Вызреванию в Рф революционных, освободительных идей со своей точки зрения содействовала и отечест¬венная беллетристика конца XIX - истока XX в.
К огорчению, в большинстве современных изданий, носящих на¬звание «Российская беллетристика XX века», 2-ая половинка века ос¬вещается приметно меньше, часто с крупными «лакунами», либо по¬рою вообщем игнорируется. Изъятие представляют учебное посо¬бие Н. Л. Лейдермана и М. Н. Липовецкого, состоятельное историко-литера¬турным материалом, осознанным «в теоретическом ключе», и вспомоществование под редакцией Л. П. Кременцова. Вообщем, не вдаваясь в оценку и доскональную характеристику уже имеющихся трудов, подметим, что их присутствие не отменяет последующих розысков в этом направленности.
Один из немаловажных вопросцев, сообразно сей день встающих перед ис¬следователями и педагогами, это неувязка периодизации исто¬рии российской литературы XX в. , в том числе в особенности - крайнего пятидесятилетия.
В современной «Летописи российской литерату¬ры XX века», обхватывающей формирование отечественной литературы с 1890-х сообразно 1990-е годы, разумеется рвение изучить важные внутренние закономерности литературного процесса только века.

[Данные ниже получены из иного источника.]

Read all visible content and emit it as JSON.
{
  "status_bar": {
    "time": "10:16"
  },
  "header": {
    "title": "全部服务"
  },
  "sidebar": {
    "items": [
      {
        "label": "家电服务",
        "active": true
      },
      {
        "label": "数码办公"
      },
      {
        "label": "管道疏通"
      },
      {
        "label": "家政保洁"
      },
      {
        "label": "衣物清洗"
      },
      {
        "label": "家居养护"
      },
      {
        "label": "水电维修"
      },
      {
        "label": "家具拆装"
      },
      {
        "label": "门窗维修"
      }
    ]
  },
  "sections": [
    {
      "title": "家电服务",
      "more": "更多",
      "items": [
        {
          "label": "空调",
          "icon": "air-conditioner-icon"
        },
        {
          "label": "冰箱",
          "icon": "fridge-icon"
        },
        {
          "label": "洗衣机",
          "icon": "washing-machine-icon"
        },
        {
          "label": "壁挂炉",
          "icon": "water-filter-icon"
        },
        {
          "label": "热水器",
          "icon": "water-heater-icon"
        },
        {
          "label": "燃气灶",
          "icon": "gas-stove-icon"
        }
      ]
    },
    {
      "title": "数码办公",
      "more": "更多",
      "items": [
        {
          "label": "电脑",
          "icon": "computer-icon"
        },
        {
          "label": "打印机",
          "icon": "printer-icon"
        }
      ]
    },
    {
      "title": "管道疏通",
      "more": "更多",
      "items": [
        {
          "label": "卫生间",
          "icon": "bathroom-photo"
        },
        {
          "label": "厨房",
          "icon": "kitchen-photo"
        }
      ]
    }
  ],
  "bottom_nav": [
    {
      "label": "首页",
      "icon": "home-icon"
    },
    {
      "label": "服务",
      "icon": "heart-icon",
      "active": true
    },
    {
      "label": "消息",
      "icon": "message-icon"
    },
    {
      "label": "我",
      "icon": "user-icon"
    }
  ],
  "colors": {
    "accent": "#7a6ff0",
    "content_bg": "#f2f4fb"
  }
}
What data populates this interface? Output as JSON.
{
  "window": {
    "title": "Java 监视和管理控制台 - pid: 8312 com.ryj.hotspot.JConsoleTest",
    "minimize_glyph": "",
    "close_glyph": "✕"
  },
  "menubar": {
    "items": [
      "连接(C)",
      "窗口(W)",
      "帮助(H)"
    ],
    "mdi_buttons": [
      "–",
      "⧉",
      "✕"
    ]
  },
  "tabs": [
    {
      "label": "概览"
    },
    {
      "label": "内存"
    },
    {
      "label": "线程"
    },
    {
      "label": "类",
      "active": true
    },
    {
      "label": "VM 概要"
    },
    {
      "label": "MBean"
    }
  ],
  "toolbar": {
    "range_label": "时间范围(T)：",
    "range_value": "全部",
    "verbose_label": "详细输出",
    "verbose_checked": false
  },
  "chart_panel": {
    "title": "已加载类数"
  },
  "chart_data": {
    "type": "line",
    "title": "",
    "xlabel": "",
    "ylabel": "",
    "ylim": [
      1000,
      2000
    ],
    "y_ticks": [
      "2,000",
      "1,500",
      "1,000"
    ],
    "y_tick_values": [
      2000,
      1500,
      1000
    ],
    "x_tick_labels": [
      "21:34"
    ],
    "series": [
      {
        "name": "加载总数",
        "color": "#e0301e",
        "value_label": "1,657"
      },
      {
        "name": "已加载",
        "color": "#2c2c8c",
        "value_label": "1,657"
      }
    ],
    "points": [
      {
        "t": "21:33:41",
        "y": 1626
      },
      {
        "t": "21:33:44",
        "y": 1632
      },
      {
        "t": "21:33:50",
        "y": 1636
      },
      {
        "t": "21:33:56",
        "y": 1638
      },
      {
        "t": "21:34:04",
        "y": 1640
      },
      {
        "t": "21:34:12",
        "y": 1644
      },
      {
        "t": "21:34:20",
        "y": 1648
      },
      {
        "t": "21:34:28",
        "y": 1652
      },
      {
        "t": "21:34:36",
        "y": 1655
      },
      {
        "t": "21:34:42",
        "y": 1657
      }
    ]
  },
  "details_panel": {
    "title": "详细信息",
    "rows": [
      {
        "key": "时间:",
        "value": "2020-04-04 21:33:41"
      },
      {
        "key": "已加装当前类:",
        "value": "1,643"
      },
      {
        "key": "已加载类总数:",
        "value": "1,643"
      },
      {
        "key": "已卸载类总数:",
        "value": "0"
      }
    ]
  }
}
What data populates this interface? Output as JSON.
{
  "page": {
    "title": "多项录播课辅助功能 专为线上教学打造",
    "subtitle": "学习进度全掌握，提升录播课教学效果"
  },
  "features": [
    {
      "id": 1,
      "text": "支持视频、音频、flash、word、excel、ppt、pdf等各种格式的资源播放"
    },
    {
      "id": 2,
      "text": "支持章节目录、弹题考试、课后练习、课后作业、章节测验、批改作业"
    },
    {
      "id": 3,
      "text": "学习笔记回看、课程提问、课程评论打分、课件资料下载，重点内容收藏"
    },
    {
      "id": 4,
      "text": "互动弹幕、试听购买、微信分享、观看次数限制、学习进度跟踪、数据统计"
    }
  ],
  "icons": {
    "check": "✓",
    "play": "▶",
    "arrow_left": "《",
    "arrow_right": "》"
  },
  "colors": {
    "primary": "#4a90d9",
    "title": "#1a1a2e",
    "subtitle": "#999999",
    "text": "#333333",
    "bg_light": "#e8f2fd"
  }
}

При этом выделяются 3 огромных периода, связанных с особенно значи¬мыми общественно-историческими действиями в Рф XX в. :
a. конецХ1Х - 1-ые 2 десятилетия XX в. (1890 - 1920),
b. 1920-е - правило 1950-х годов,
c. середина 1950-х - 1990-е годы.
Может быть, предоставленная периодизация и нуждается ещё в уточнениях, однако в целом, как мне видится, её разрешено взять.
При этом 2-ая половинка века(1950 - 1990-е годы. )стает еще как довольно большущий и непростой период, для которого в основном типично ущелье и продолжение способностей литературы в критериях непростого, со вся¬кого рода препятствиями и отступлениями, хода демократизации об¬щественной жизни опосля погибели И. В. Сталина и разоблачения на XX съезде партии(1956)этак именуемого «культа личности».
В этом протяженном во времени историческом периоде разрешено ус¬ловно отметить 3 шага:
a. с середины 1950-х - по конца 1960-х годов,
b. с истока 1970-хдо середины 1980-х
c. со 2-ой пятидесяти процентов 1980-х по конца века и тысячелетия.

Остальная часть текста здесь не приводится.